The labor board also found Smithfield guilty of illegally firing seven workers during the 1994 campaign and four more in 1997. The NLRB ordered the company to allow the UFCW free access to the workers in the plant.

“It’s unfortunate that a legal technicality let Smithfield get out from under the monetary judgment,” said Marc Perrone, UFCW vice president and director of the union’s organizing efforts, in an August 21 press release. The “technicality” he was referring to was that after being arrested by the cops the plaintiffs—a union organizer and a former worker in the plant—were required to sign a release not to take legal action against the company or police as a condition for being freed. On that basis, the appeals court ruled that the case for damages on charges of civil rights violations should not have been heard.

“But justice at Smithfield isn’t about a monetary ruling,” Perrone continued. “Or an appeals court ruling. Justice at Smithfield is up to North Carolina communities, and communities across the country, standing together with Smithfield workers and demanding the company respect workers and obey the law. Their day of reckoning will come.”

The union launched a labor rights campaign last June in Atlanta, Georgia, called “Witness: Justice @ Smithfield.” The union appealed for support in protesting “human rights abuses at Smithfield’s plant in Tar Heel,” and presented a video documenting the 10-year effort to organize a union at the plant. The video includes interviews with workers who had been the target of abuses by the company and shows how the company promotes divisions between Black and Latino workers.

The 975,000 square-foot plant located in Bladen County, North Carolina, employs 6,000 men and women, 60 percent of whom are Latino. Most other workers are Black. Smithfield brags that its facility at Tar Heel is the world’s largest pork slaughterhouse, killing 32,000 hogs daily. The plant also has an extremely high turnover rate, and its injury rate is among the highest in the nation, the UFCW web site states. The company reported record profits of nearly $200 million and sales of more than $7 billion in 2002.

Many workers leave Smithfield because they consider it a dangerous place to work. “I worked there six months and injured my wrists,” a Latino worker, who asked not to be identified by name, told Militant reporters. “But they make sure that you pass all the tests on dexterity with your hands. They make sure that everything is perfect, to destroy them.” Now he works at a hog farm “run by Smithfield, of course,” he said. Smithfield raises 11.6 million hogs per year.
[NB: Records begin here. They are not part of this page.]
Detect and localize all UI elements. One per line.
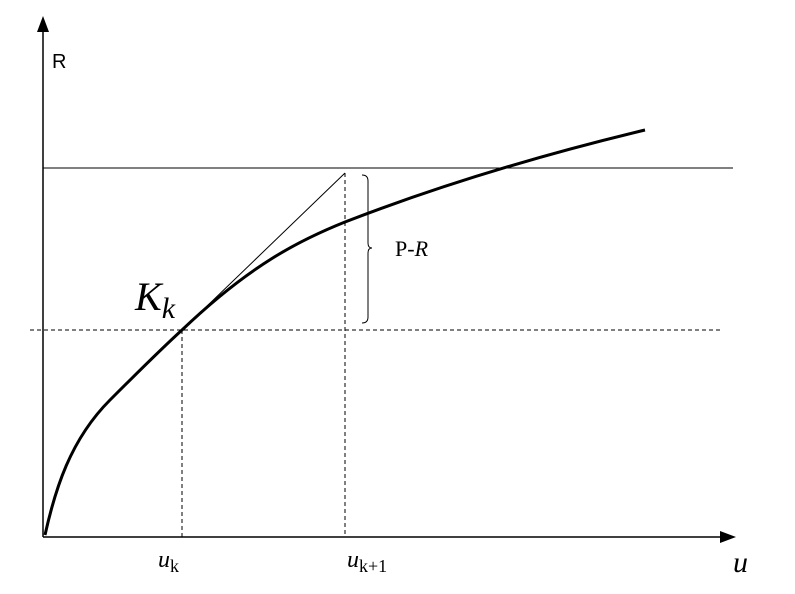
tick-sub: k+1 [359, 556, 387, 576]
x-axis-label: u [733, 546, 748, 579]
curve [43, 128, 646, 536]
annotation: P-R [395, 236, 429, 261]
tangent-line [204, 172, 346, 309]
y-axis-label: R [52, 51, 66, 73]
tick-main: u [347, 547, 359, 573]
annotation-italic: R [414, 236, 429, 261]
point-label-sub: k [162, 292, 176, 325]
point-label: Kk [134, 274, 176, 325]
tick-label: uk [158, 547, 179, 576]
tick-main: u [158, 547, 170, 573]
annotation-prefix: P- [395, 236, 415, 261]
tick-label: uk+1 [347, 547, 387, 576]
tick-sub: k [170, 556, 179, 576]
y-axis-arrow [37, 16, 49, 32]
point-label-main: K [134, 274, 164, 319]
bracket [361, 174, 373, 324]
x-axis-arrow [720, 531, 736, 543]
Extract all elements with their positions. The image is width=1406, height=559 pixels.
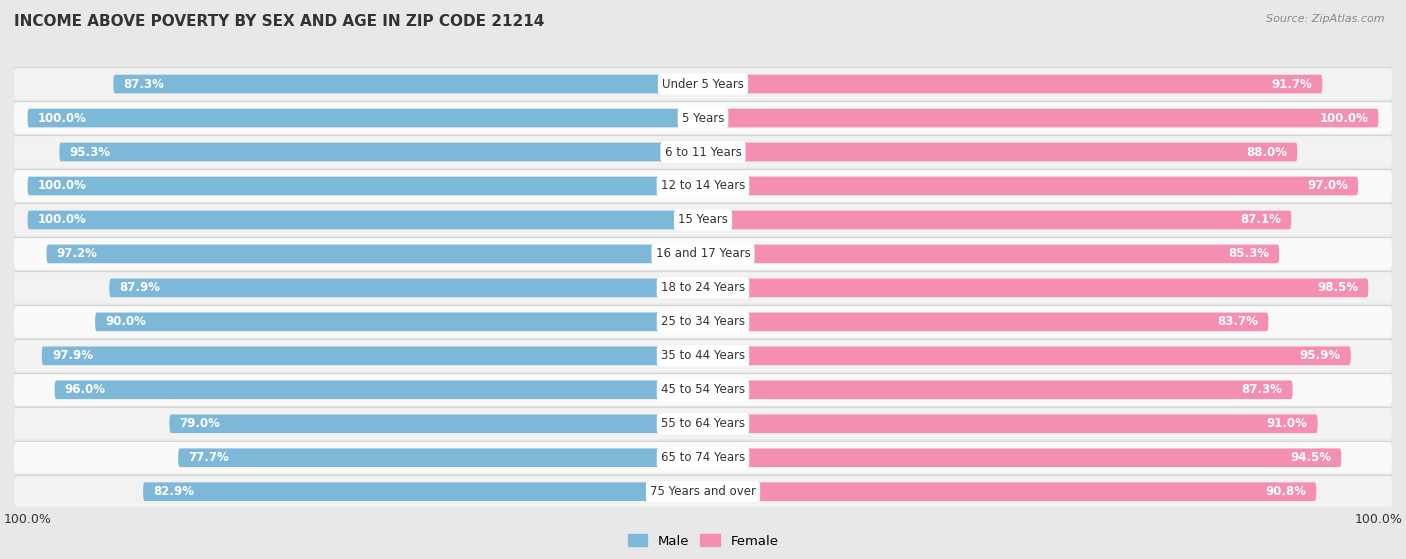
Text: 100.0%: 100.0%: [1319, 112, 1368, 125]
FancyBboxPatch shape: [14, 102, 1392, 134]
Text: 98.5%: 98.5%: [1317, 281, 1358, 295]
Text: 87.9%: 87.9%: [120, 281, 160, 295]
Text: Source: ZipAtlas.com: Source: ZipAtlas.com: [1267, 14, 1385, 24]
FancyBboxPatch shape: [14, 205, 1392, 235]
Text: 65 to 74 Years: 65 to 74 Years: [661, 451, 745, 464]
Text: 45 to 54 Years: 45 to 54 Years: [661, 383, 745, 396]
Text: 18 to 24 Years: 18 to 24 Years: [661, 281, 745, 295]
FancyBboxPatch shape: [14, 306, 1392, 338]
Text: 97.0%: 97.0%: [1308, 179, 1348, 192]
Text: 35 to 44 Years: 35 to 44 Years: [661, 349, 745, 362]
FancyBboxPatch shape: [703, 278, 1368, 297]
Text: 91.0%: 91.0%: [1267, 417, 1308, 430]
Text: 77.7%: 77.7%: [188, 451, 229, 464]
FancyBboxPatch shape: [703, 482, 1316, 501]
FancyBboxPatch shape: [169, 414, 703, 433]
FancyBboxPatch shape: [55, 381, 703, 399]
Text: 87.1%: 87.1%: [1240, 214, 1281, 226]
FancyBboxPatch shape: [703, 211, 1291, 229]
FancyBboxPatch shape: [14, 238, 1392, 269]
FancyBboxPatch shape: [14, 408, 1392, 439]
Text: 75 Years and over: 75 Years and over: [650, 485, 756, 498]
Legend: Male, Female: Male, Female: [623, 529, 783, 553]
Text: 5 Years: 5 Years: [682, 112, 724, 125]
Text: Under 5 Years: Under 5 Years: [662, 78, 744, 91]
Text: 82.9%: 82.9%: [153, 485, 194, 498]
FancyBboxPatch shape: [96, 312, 703, 331]
FancyBboxPatch shape: [42, 347, 703, 365]
FancyBboxPatch shape: [28, 177, 703, 195]
Text: 97.9%: 97.9%: [52, 349, 93, 362]
Text: 97.2%: 97.2%: [56, 248, 97, 260]
FancyBboxPatch shape: [703, 143, 1298, 162]
FancyBboxPatch shape: [703, 177, 1358, 195]
Text: 91.7%: 91.7%: [1271, 78, 1312, 91]
FancyBboxPatch shape: [14, 68, 1392, 100]
Text: 85.3%: 85.3%: [1227, 248, 1270, 260]
Text: 79.0%: 79.0%: [180, 417, 221, 430]
Text: 87.3%: 87.3%: [124, 78, 165, 91]
Text: 95.3%: 95.3%: [69, 145, 111, 159]
Text: 83.7%: 83.7%: [1218, 315, 1258, 328]
Text: 100.0%: 100.0%: [38, 179, 87, 192]
FancyBboxPatch shape: [14, 272, 1392, 304]
Text: 95.9%: 95.9%: [1299, 349, 1340, 362]
Text: 55 to 64 Years: 55 to 64 Years: [661, 417, 745, 430]
FancyBboxPatch shape: [703, 312, 1268, 331]
FancyBboxPatch shape: [14, 170, 1392, 202]
FancyBboxPatch shape: [46, 245, 703, 263]
Text: 100.0%: 100.0%: [38, 214, 87, 226]
FancyBboxPatch shape: [28, 108, 703, 127]
Text: 25 to 34 Years: 25 to 34 Years: [661, 315, 745, 328]
Text: 6 to 11 Years: 6 to 11 Years: [665, 145, 741, 159]
Text: 87.3%: 87.3%: [1241, 383, 1282, 396]
Text: 100.0%: 100.0%: [38, 112, 87, 125]
FancyBboxPatch shape: [59, 143, 703, 162]
FancyBboxPatch shape: [703, 448, 1341, 467]
FancyBboxPatch shape: [703, 108, 1378, 127]
FancyBboxPatch shape: [28, 211, 703, 229]
FancyBboxPatch shape: [114, 75, 703, 93]
FancyBboxPatch shape: [143, 482, 703, 501]
FancyBboxPatch shape: [14, 136, 1392, 168]
Text: 12 to 14 Years: 12 to 14 Years: [661, 179, 745, 192]
Text: 90.8%: 90.8%: [1265, 485, 1306, 498]
FancyBboxPatch shape: [703, 381, 1292, 399]
FancyBboxPatch shape: [14, 340, 1392, 371]
FancyBboxPatch shape: [179, 448, 703, 467]
FancyBboxPatch shape: [703, 414, 1317, 433]
FancyBboxPatch shape: [703, 347, 1351, 365]
FancyBboxPatch shape: [14, 374, 1392, 405]
Text: INCOME ABOVE POVERTY BY SEX AND AGE IN ZIP CODE 21214: INCOME ABOVE POVERTY BY SEX AND AGE IN Z…: [14, 14, 544, 29]
FancyBboxPatch shape: [703, 75, 1323, 93]
Text: 94.5%: 94.5%: [1291, 451, 1331, 464]
FancyBboxPatch shape: [14, 476, 1392, 508]
Text: 96.0%: 96.0%: [65, 383, 105, 396]
Text: 88.0%: 88.0%: [1246, 145, 1288, 159]
FancyBboxPatch shape: [703, 245, 1279, 263]
FancyBboxPatch shape: [110, 278, 703, 297]
FancyBboxPatch shape: [14, 442, 1392, 473]
Text: 15 Years: 15 Years: [678, 214, 728, 226]
Text: 16 and 17 Years: 16 and 17 Years: [655, 248, 751, 260]
Text: 90.0%: 90.0%: [105, 315, 146, 328]
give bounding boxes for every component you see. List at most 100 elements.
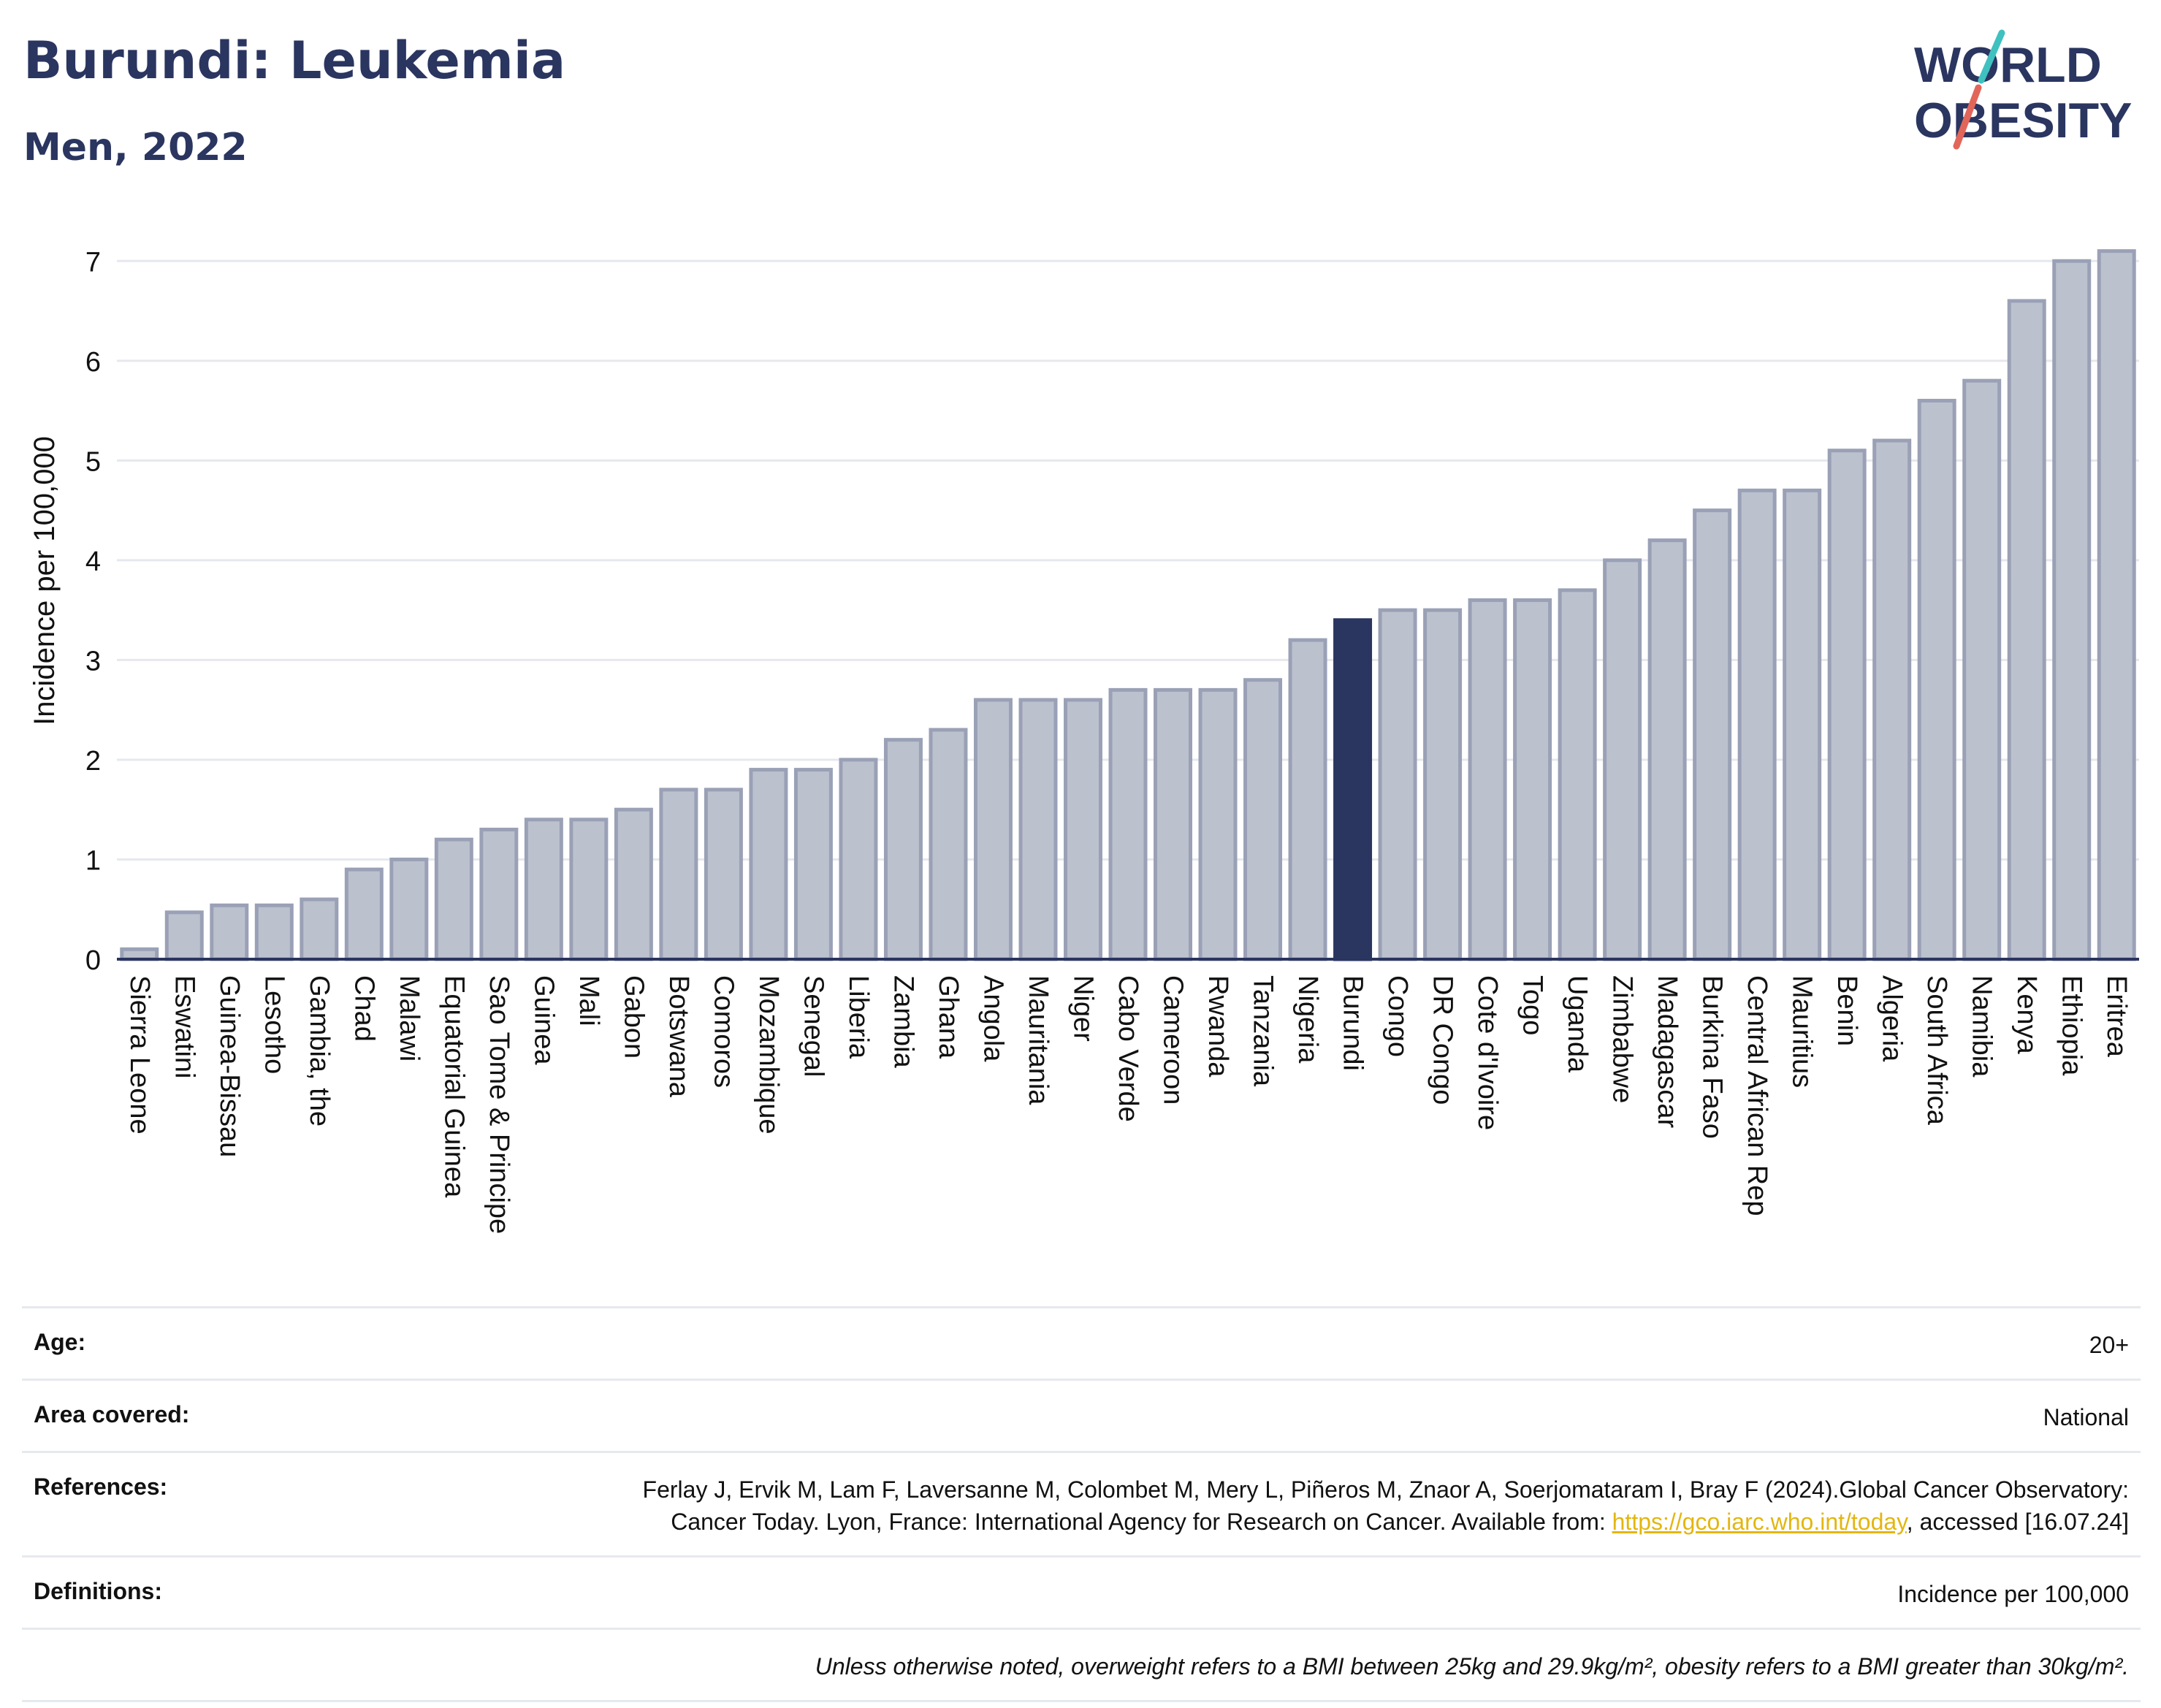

About 90 percent of hog farmers in North Carolina sell directly to the company.

A Black worker, who also preferred not to give her name, said that three years ago she worked at Smithfield for six months. “I saw how the boss made a Hispanic worker keep working after he cut his hand. I can’t take that kind of abuse against workers. I decided to leave that job.”

Some of the workers these reporters talked to expressed their support for getting a union in the plant. A worker with two years in the slaughterhouse, who asked that only his first name, Ricardo, be used, said he is for the union “because we can defend ourselves better against company abuses.”

Another worker said she had signed a union card and would vote for the union again because the company “was pushing us around for too long.”

Hilda Cuzco and Rachele Fruit are UFCW members in Philadelphia and Tampa, Florida, respectively.